Re: [PATCH] blk-mq: don't queue passthrough request into scheduler

Jens Axboe <axboe@xxxxxxxxx> · Fri, 12 May 2023 09:43:32 -0600

On 5/12/23 9:34?AM, Ming Lei wrote:
> On Fri, May 12, 2023 at 09:25:18AM -0600, Jens Axboe wrote:
>> On 5/12/23 9:19?AM, Ming Lei wrote:
>>> On Fri, May 12, 2023 at 09:08:54AM -0600, Jens Axboe wrote:
>>>> On 5/12/23 9:03?AM, Ming Lei wrote:
>>>>> Passthrough(pt) request shouldn't be queued to scheduler, especially some
>>>>> schedulers(such as bfq) supposes that req->bio is always available and
>>>>> blk-cgroup can be retrieved via bio.
>>>>>
>>>>> Sometimes pt request could be part of error handling, so it is better to always
>>>>> queue it into hctx->dispatch directly.
>>>>>
>>>>> Fix this issue by queuing pt request from plug list to hctx->dispatch
>>>>> directly.
>>>>
>>>> Why not just add the check to the BFQ insertion? That would be a lot
>>>> more trivial and would not be poluting the core with this stuff.
>>>
>>> pt request is supposed to be issued to device directly, and we never
>>> queue it to scheduler before 1c2d2fff6dc0 ("block: wire-up support for
>>> passthrough plugging").
>>>
>>> some pt request might be part of error handling, and adding it to
>>> scheduler could cause io hang.
>>
>> I'm not suggesting adding it to the scheduler, just having the bypass
>> "add to dispatch" in a different spot.
> 
> Originally it is added to dispatch in blk_execute_rq_nowait() for each
> request, but now we support plug for pt request, that is why I add the
> bypass in blk_mq_dispatch_plug_list(), and just grab lock for each batch
> given now blk_execute_rq_nowait() is fast path for nvme uring pt io feature.

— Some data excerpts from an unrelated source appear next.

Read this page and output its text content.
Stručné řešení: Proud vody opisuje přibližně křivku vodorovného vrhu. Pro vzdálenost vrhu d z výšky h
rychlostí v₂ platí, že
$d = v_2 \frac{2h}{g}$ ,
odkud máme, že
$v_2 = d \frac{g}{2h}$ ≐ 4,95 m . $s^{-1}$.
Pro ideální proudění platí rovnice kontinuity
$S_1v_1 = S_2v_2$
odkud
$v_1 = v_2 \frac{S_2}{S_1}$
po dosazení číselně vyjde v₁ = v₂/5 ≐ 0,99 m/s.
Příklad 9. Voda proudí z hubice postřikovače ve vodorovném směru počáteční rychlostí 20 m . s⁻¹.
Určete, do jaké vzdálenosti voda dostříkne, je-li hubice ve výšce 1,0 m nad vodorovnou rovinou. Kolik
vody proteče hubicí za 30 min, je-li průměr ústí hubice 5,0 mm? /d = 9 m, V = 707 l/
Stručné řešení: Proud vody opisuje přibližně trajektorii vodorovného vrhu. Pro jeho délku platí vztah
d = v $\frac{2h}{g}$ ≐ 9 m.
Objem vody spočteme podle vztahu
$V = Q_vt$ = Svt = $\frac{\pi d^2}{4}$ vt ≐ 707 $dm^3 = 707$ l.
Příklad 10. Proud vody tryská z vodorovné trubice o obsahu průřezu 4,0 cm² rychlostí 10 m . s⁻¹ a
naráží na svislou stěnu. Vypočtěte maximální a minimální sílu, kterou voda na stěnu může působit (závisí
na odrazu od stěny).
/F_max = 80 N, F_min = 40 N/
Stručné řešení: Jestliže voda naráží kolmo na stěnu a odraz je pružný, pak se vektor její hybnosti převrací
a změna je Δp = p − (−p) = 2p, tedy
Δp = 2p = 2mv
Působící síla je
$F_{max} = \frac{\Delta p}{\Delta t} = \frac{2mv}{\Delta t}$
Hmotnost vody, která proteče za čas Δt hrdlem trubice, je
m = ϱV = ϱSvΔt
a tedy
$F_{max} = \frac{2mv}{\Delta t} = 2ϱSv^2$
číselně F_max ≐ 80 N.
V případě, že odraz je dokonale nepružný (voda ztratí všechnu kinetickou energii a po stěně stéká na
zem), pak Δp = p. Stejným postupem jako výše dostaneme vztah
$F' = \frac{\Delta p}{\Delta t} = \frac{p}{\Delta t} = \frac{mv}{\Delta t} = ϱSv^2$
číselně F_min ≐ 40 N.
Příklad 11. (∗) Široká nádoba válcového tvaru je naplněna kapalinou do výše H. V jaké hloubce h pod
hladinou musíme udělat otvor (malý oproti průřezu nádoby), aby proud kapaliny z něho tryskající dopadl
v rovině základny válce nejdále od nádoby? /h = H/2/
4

We really have two types of passthrough - normal kind of IO, and
potential error recovery etc IO. The former can plug just fine, and I
don't think we should treat it differently. Might make more sense to
just bypass plugging for error handling type of IO, or pt that doesn't
transfer any data to avoid having a NULL bio inserted into the
scheduler.

>> Let me take a look at it... Do we have a reproducer for this issue?
> 
> Guang Wu and Yu Kuai should have, and I didn't succeed in reproducing
> it by setting bfq & io.bfq.weight cgroup in my test VM.

I didn't either, but most likely because all the pt testing I did was
mapped IO. So there would be a bio there.

-- 
Jens Axboe